Photo: Margaret McKinney/Highlands University
Highlands chemistry professor Jiao Chen, second from left, shows Lea Ortiz how to conduct a “magic sand” chemistry experiment while Isabella Lucero and Alanna Pino-Lucero observe. The three Las Vegas area 5th graders participated in AAUW’s Girls Can at Highlands.

Las Vegas, N.M. – Fifth grade girls from Las Vegas, New Mexico gained hands-on career knowledge from Highlands University science faculty and community members at an AAUW Girls Can program May 19 at the university.

The Las Vegas Chapter of the American Association of University Women joined forces with Highlands to present Girls Can, which aims to generate early interest in science, technology, engineering and math, collectively known as STEM, and other careers.

“We’re interested in expanding girls’ horizons in STEM as well other careers that women haven’t traditionally considered such as law enforcement and banking leadership,” said Carol Linder, Highlands interim associate vice president for academic affairs and longtime AAUW member. “What’s unique about Girls Can this year is that the girls get to experience a day at college.”

While Highlands has participated in Girls Can for 10 years, this is the first year all the workshops were taught on campus. More than 100 girls attended.

Highlands chemistry professor Jiao Chen taught a workshop with several chemistry experiments for Girls Can.

“I want the girls to see that science is cool, and that they can use science knowledge to explain a lot of phenomena in their daily life,” Chen said. “Many of my students at Highlands and previous universities chose to major in science because they had unforgettable science activities when they were young.”

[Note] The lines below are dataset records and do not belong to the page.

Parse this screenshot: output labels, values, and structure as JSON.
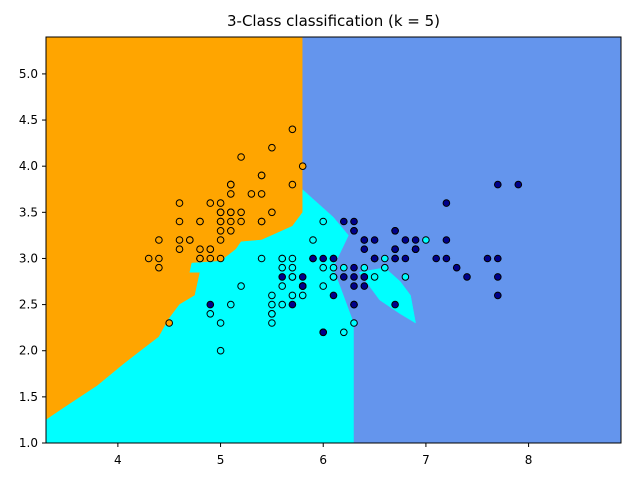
{
  "chart_data": {
    "type": "scatter",
    "title": "3-Class classification (k = 5)",
    "xlabel": "",
    "ylabel": "",
    "xlim": [
      3.3,
      8.9
    ],
    "ylim": [
      1.0,
      5.4
    ],
    "xticks": [
      "4",
      "5",
      "6",
      "7",
      "8"
    ],
    "xtick_values": [
      4,
      5,
      6,
      7,
      8
    ],
    "yticks": [
      "1.0",
      "1.5",
      "2.0",
      "2.5",
      "3.0",
      "3.5",
      "4.0",
      "4.5",
      "5.0"
    ],
    "ytick_values": [
      1.0,
      1.5,
      2.0,
      2.5,
      3.0,
      3.5,
      4.0,
      4.5,
      5.0
    ],
    "grid": false,
    "legend": "none",
    "region_colors": {
      "class_0": "#FFA500",
      "class_1": "#00FFFF",
      "class_2": "#6495ED"
    },
    "decision_regions": [
      {
        "class": "class_0",
        "polygon": [
          [
            3.3,
            1.25
          ],
          [
            3.5,
            1.4
          ],
          [
            3.8,
            1.62
          ],
          [
            4.05,
            1.85
          ],
          [
            4.2,
            1.98
          ],
          [
            4.4,
            2.15
          ],
          [
            4.5,
            2.35
          ],
          [
            4.6,
            2.5
          ],
          [
            4.75,
            2.6
          ],
          [
            4.8,
            2.85
          ],
          [
            4.7,
            2.85
          ],
          [
            4.72,
            2.95
          ],
          [
            5.0,
            2.97
          ],
          [
            5.15,
            3.1
          ],
          [
            5.2,
            3.18
          ],
          [
            5.4,
            3.2
          ],
          [
            5.5,
            3.25
          ],
          [
            5.7,
            3.35
          ],
          [
            5.8,
            3.5
          ],
          [
            5.8,
            5.4
          ],
          [
            3.3,
            5.4
          ]
        ]
      },
      {
        "class": "class_1",
        "polygon": [
          [
            3.3,
            1.0
          ],
          [
            6.3,
            1.0
          ],
          [
            6.3,
            2.3
          ],
          [
            6.2,
            2.6
          ],
          [
            6.1,
            2.9
          ],
          [
            6.25,
            3.25
          ],
          [
            6.1,
            3.45
          ],
          [
            5.95,
            3.6
          ],
          [
            5.8,
            3.75
          ],
          [
            5.8,
            3.5
          ],
          [
            5.7,
            3.35
          ],
          [
            5.5,
            3.25
          ],
          [
            5.4,
            3.2
          ],
          [
            5.2,
            3.18
          ],
          [
            5.15,
            3.1
          ],
          [
            5.0,
            2.97
          ],
          [
            4.72,
            2.95
          ],
          [
            4.7,
            2.85
          ],
          [
            4.8,
            2.85
          ],
          [
            4.75,
            2.6
          ],
          [
            4.6,
            2.5
          ],
          [
            4.5,
            2.35
          ],
          [
            4.4,
            2.15
          ],
          [
            4.2,
            1.98
          ],
          [
            4.05,
            1.85
          ],
          [
            3.8,
            1.62
          ],
          [
            3.5,
            1.4
          ],
          [
            3.3,
            1.25
          ]
        ]
      },
      {
        "class": "class_2",
        "polygon": [
          [
            5.8,
            3.75
          ],
          [
            5.95,
            3.6
          ],
          [
            6.1,
            3.45
          ],
          [
            6.25,
            3.25
          ],
          [
            6.1,
            2.9
          ],
          [
            6.2,
            2.6
          ],
          [
            6.3,
            2.3
          ],
          [
            6.3,
            1.0
          ],
          [
            8.9,
            1.0
          ],
          [
            8.9,
            5.4
          ],
          [
            5.8,
            5.4
          ]
        ]
      },
      {
        "class": "class_1",
        "polygon": [
          [
            6.35,
            2.85
          ],
          [
            6.55,
            2.55
          ],
          [
            6.75,
            2.4
          ],
          [
            6.9,
            2.3
          ],
          [
            6.85,
            2.6
          ],
          [
            6.75,
            2.75
          ],
          [
            6.6,
            2.9
          ]
        ]
      }
    ],
    "series": [
      {
        "class": "class_0",
        "color": "#FFA500",
        "points": [
          [
            5.1,
            3.5
          ],
          [
            4.9,
            3.0
          ],
          [
            4.7,
            3.2
          ],
          [
            4.6,
            3.1
          ],
          [
            5.0,
            3.6
          ],
          [
            5.4,
            3.9
          ],
          [
            4.6,
            3.4
          ],
          [
            5.0,
            3.4
          ],
          [
            4.4,
            2.9
          ],
          [
            4.9,
            3.1
          ],
          [
            5.4,
            3.7
          ],
          [
            4.8,
            3.4
          ],
          [
            4.8,
            3.0
          ],
          [
            4.3,
            3.0
          ],
          [
            5.8,
            4.0
          ],
          [
            5.7,
            4.4
          ],
          [
            5.4,
            3.9
          ],
          [
            5.1,
            3.5
          ],
          [
            5.7,
            3.8
          ],
          [
            5.1,
            3.8
          ],
          [
            5.4,
            3.4
          ],
          [
            5.1,
            3.7
          ],
          [
            4.6,
            3.6
          ],
          [
            5.1,
            3.3
          ],
          [
            4.8,
            3.4
          ],
          [
            5.0,
            3.0
          ],
          [
            5.0,
            3.4
          ],
          [
            5.2,
            3.5
          ],
          [
            5.2,
            3.4
          ],
          [
            4.7,
            3.2
          ],
          [
            4.8,
            3.1
          ],
          [
            5.4,
            3.4
          ],
          [
            5.2,
            4.1
          ],
          [
            5.5,
            4.2
          ],
          [
            4.9,
            3.1
          ],
          [
            5.0,
            3.2
          ],
          [
            5.5,
            3.5
          ],
          [
            4.9,
            3.6
          ],
          [
            4.4,
            3.0
          ],
          [
            5.1,
            3.4
          ],
          [
            5.0,
            3.5
          ],
          [
            4.5,
            2.3
          ],
          [
            4.4,
            3.2
          ],
          [
            5.0,
            3.5
          ],
          [
            5.1,
            3.8
          ],
          [
            4.8,
            3.0
          ],
          [
            5.1,
            3.8
          ],
          [
            4.6,
            3.2
          ],
          [
            5.3,
            3.7
          ],
          [
            5.0,
            3.3
          ]
        ]
      },
      {
        "class": "class_1",
        "color": "#00FFFF",
        "points": [
          [
            7.0,
            3.2
          ],
          [
            6.4,
            3.2
          ],
          [
            6.9,
            3.1
          ],
          [
            5.5,
            2.3
          ],
          [
            6.5,
            2.8
          ],
          [
            5.7,
            2.8
          ],
          [
            6.3,
            3.3
          ],
          [
            4.9,
            2.4
          ],
          [
            6.6,
            2.9
          ],
          [
            5.2,
            2.7
          ],
          [
            5.0,
            2.0
          ],
          [
            5.9,
            3.0
          ],
          [
            6.0,
            2.2
          ],
          [
            6.1,
            2.9
          ],
          [
            5.6,
            2.9
          ],
          [
            6.7,
            3.1
          ],
          [
            5.6,
            3.0
          ],
          [
            5.8,
            2.7
          ],
          [
            6.2,
            2.2
          ],
          [
            5.6,
            2.5
          ],
          [
            5.9,
            3.2
          ],
          [
            6.1,
            2.8
          ],
          [
            6.3,
            2.5
          ],
          [
            6.1,
            2.8
          ],
          [
            6.4,
            2.9
          ],
          [
            6.6,
            3.0
          ],
          [
            6.8,
            2.8
          ],
          [
            6.7,
            3.0
          ],
          [
            6.0,
            2.9
          ],
          [
            5.7,
            2.6
          ],
          [
            5.5,
            2.4
          ],
          [
            5.5,
            2.4
          ],
          [
            5.8,
            2.7
          ],
          [
            6.0,
            2.7
          ],
          [
            5.4,
            3.0
          ],
          [
            6.0,
            3.4
          ],
          [
            6.7,
            3.1
          ],
          [
            6.3,
            2.3
          ],
          [
            5.6,
            3.0
          ],
          [
            5.5,
            2.5
          ],
          [
            5.5,
            2.6
          ],
          [
            6.1,
            3.0
          ],
          [
            5.8,
            2.6
          ],
          [
            5.0,
            2.3
          ],
          [
            5.6,
            2.7
          ],
          [
            5.7,
            3.0
          ],
          [
            5.7,
            2.9
          ],
          [
            6.2,
            2.9
          ],
          [
            5.1,
            2.5
          ],
          [
            5.7,
            2.8
          ]
        ]
      },
      {
        "class": "class_2",
        "color": "#00008B",
        "points": [
          [
            6.3,
            3.3
          ],
          [
            5.8,
            2.7
          ],
          [
            7.1,
            3.0
          ],
          [
            6.3,
            2.9
          ],
          [
            6.5,
            3.0
          ],
          [
            7.6,
            3.0
          ],
          [
            4.9,
            2.5
          ],
          [
            7.3,
            2.9
          ],
          [
            6.7,
            2.5
          ],
          [
            7.2,
            3.6
          ],
          [
            6.5,
            3.2
          ],
          [
            6.4,
            2.7
          ],
          [
            6.8,
            3.0
          ],
          [
            5.7,
            2.5
          ],
          [
            5.8,
            2.8
          ],
          [
            6.4,
            3.2
          ],
          [
            6.5,
            3.0
          ],
          [
            7.7,
            3.8
          ],
          [
            7.7,
            2.6
          ],
          [
            6.0,
            2.2
          ],
          [
            6.9,
            3.2
          ],
          [
            5.6,
            2.8
          ],
          [
            7.7,
            2.8
          ],
          [
            6.3,
            2.7
          ],
          [
            6.7,
            3.3
          ],
          [
            7.2,
            3.2
          ],
          [
            6.2,
            2.8
          ],
          [
            6.1,
            3.0
          ],
          [
            6.4,
            2.8
          ],
          [
            7.2,
            3.0
          ],
          [
            7.4,
            2.8
          ],
          [
            7.9,
            3.8
          ],
          [
            6.4,
            2.8
          ],
          [
            6.3,
            2.8
          ],
          [
            6.1,
            2.6
          ],
          [
            7.7,
            3.0
          ],
          [
            6.3,
            3.4
          ],
          [
            6.4,
            3.1
          ],
          [
            6.0,
            3.0
          ],
          [
            6.9,
            3.1
          ],
          [
            6.7,
            3.1
          ],
          [
            6.9,
            3.1
          ],
          [
            5.8,
            2.7
          ],
          [
            6.8,
            3.2
          ],
          [
            6.7,
            3.3
          ],
          [
            6.7,
            3.0
          ],
          [
            6.3,
            2.5
          ],
          [
            6.5,
            3.0
          ],
          [
            6.2,
            3.4
          ],
          [
            5.9,
            3.0
          ]
        ]
      }
    ]
  }
}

Chen said programs like AAUW’s Girls Can inspire and motivate young girls to pursue science.

Chen showed the girls how to make soap bubbles using dry ice, a solid carbon dioxide, and how to inflate a balloon using dry ice. The girls also explored a compound of “magic sand” coated with a chemical compound that prevents it from getting wet when water is poured upon it.

Jadalin Quintana, an 11-year-old from Paul D. Henry Elementary in Las Vegas, participated in Girls Can and Chen’s workshop.

“It’s exciting to be at Highlands because I want to go here someday,” Quintana said. “I like trying the different kind of chemical experiments to see what will happen. I’m interested in being a dentist or a pharmacist.”

Three Las Vegas AAUW members co-directed Girls Can at Highlands including Karyl Lyne, Carla Romero, a Highlands business faculty member, and Cheryl Zebrowski, a librarian at the university’s Donnelly Library.

“With Girls Can, we encourage girls to believe that anything is possible in their careers,” Romero said. “We chose women to present the workshops and they are all wonderful role models.”

Other presenters included Highlands biology professor Miki Ii and Las Vegas women such as a chiropractor, dentist, Chinese medicine doctor, pharmacist, credit union branch manager, and police lieutenant, among others.